À la mémoire de Pierre Ricou, excellent photographe

Émouvant épisode de hasard objectif vécu ce matin au petit village de Céreste, entre Apt et Manosque : je m’y suis soudain senti véritablement aimanté, et de loin, vers une minuscule boutique devant laquelle, tout en haut d’un présentoir de cartes postales, quelques-unes signées Pierre Ricou m’attendaient…
Puis, voulant sûrement leur donner ainsi encore plus de prix à mes yeux : Ce sont les dernières, on n’en trouve plus, c’est fini ! m’a déclaré le marchand au moment de payer ; tandis qu’en un clin d’œil – de Pierre ? – je m’apercevais, stupéfait, car remonté, bon Dieu, de quelle mémoire ?, que ce tout prochain 4 octobre était bel et bien, sûr et certain, le jour anniversaire du départ prématuré de cet ami photographe !
Alors, à ce moment-là, et encore une fois sans vraiment rien de rien en décider, je me suis ipso facto retrouvé présent deux jours plus tard, le 6, en 2016, au cimetière de Forcalquier où quelques proches avaient tenu là à dire l'homme, sa ferveur, le militant pour un monde meilleur, écolo, équitable. Et sa défense, aussi, du grand métier qui était le sien.
Le connaissant bien, ils l’avaient fait, chacun, en usant de mots simples, sonnant juste et clair car empreints de la forte chaleur humaine émanant de leur amitié avec le couple Pierre-Viviane, Viviane-Pierre qu'évoquait plus particulièrement pour nous tous Pierre Lieutaghi, leur voisin.

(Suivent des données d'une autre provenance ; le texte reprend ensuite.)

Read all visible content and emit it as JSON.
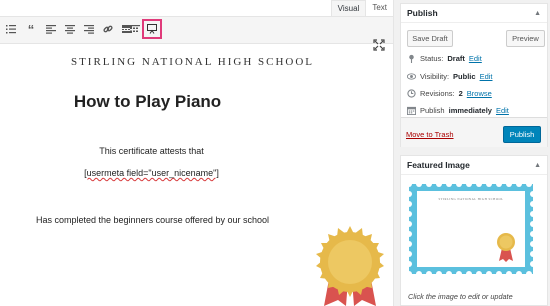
{
  "editor": {
    "tabs": [
      "Visual",
      "Text"
    ],
    "toolbar_icons": [
      "list-icon",
      "blockquote-icon",
      "align-left-icon",
      "align-center-icon",
      "align-right-icon",
      "link-icon",
      "read-more-icon",
      "toolbar-toggle-icon",
      "certificate-preview-icon"
    ],
    "content": {
      "school": "STIRLING NATIONAL HIGH SCHOOL",
      "title": "How to Play Piano",
      "attests": "This certificate attests that",
      "shortcode": "[usermeta field=\"user_nicename\"]",
      "completed": "Has completed the beginners course offered by our school"
    }
  },
  "publish": {
    "heading": "Publish",
    "save_draft": "Save Draft",
    "preview": "Preview",
    "status_label": "Status:",
    "status_value": "Draft",
    "visibility_label": "Visibility:",
    "visibility_value": "Public",
    "revisions_label": "Revisions:",
    "revisions_value": "2",
    "browse": "Browse",
    "publish_label": "Publish",
    "publish_value": "immediately",
    "edit": "Edit",
    "move_to_trash": "Move to Trash",
    "publish_button": "Publish"
  },
  "featured": {
    "heading": "Featured Image",
    "thumb_school": "STIRLING NATIONAL HIGH SCHOOL",
    "caption": "Click the image to edit or update"
  },
  "colors": {
    "highlight": "#e03a7a",
    "primary": "#0085ba",
    "link": "#0073aa",
    "trash": "#a00000",
    "frame": "#5bc0de",
    "seal": "#e6b94a",
    "ribbon": "#d9534f"
  }
}
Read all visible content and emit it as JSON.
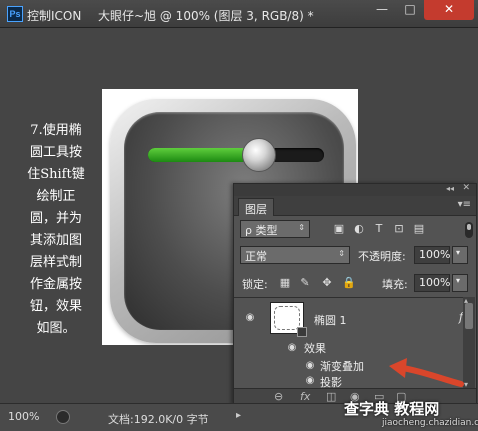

Bouquet anonyme peint parmi les graffitis (ne dirait-on pas un pur Picasso ?) sur l'un des monumentaux piliers de la chapelle romane de Saint-Donat à Montfort, dans les Alpes-de-Haute-Provence.
Les paysages, la vie des villages, celle du moindre de leurs hameaux encore à eau de source et à cadrans solaires, les personnages, les arbres, les nobles vieilles bergeries en pierres sèches de Lure, le blond portail roman de Ganagobie, les plus humbles granges à fourrage ou refuges à braconniers, et jusqu'à un certain art de vivre la plupart du temps au grand air ; tant de choses, matérielles et immatérielles, qu'il a, par son talent d'artiste, choisi de si magnifiquement célébrer, les sauvant ainsi, sinon du néant, pour le moins pour un temps de l’oubli tout en les vengeant avec panache d'un tourisme devenu à la fois de plus en plus impitoyablement bébête et mercantile –, doivent se sentir désormais bien orphelins, ou orphelines : le poète qui véritablement les aimait, et pour cette raison les photographiait si bien selon son cœur, depuis six ans déjà n'est plus.
C'est, en effet, la Haute-Provence toute entière qui, d’une photo à l’autre, lui doit d'être reconnue pour elle-même dans ce regard aimant et qualifié à en rendre l'authenticité, la vérité, la lumière si souvent extraordinaire ; chacune sans masque et, en rien, jamais traficotée.

                     Vestiges de bergerie sur le plateau des Frâches au Contadour.

Combien, en effet, tranchent et se différencient donc d’entre toutes les autres ses fameuses cartes postales !
Si peu cartes postales d'ailleurs, au sens banal et usuel, ordinaire, étant avant tout de véritables œuvres avec toute leur charge : le pouvoir humain et surhumain, ineffable, de leur poésie universelle, tout simplement !
Mais témoigner à ce point de la beauté et du caractère, ici si caractéristiques, d'une contrée, de son identité profonde, de son esprit et de son âme, n'est cependant pas si fréquent en photographie ; c’est que, via ses nombreuses cordes sensibles, Pierre avait, il est vrai, beaucoup reçu, à vrai dire autant qu'à mesure, en retour il a pu donner.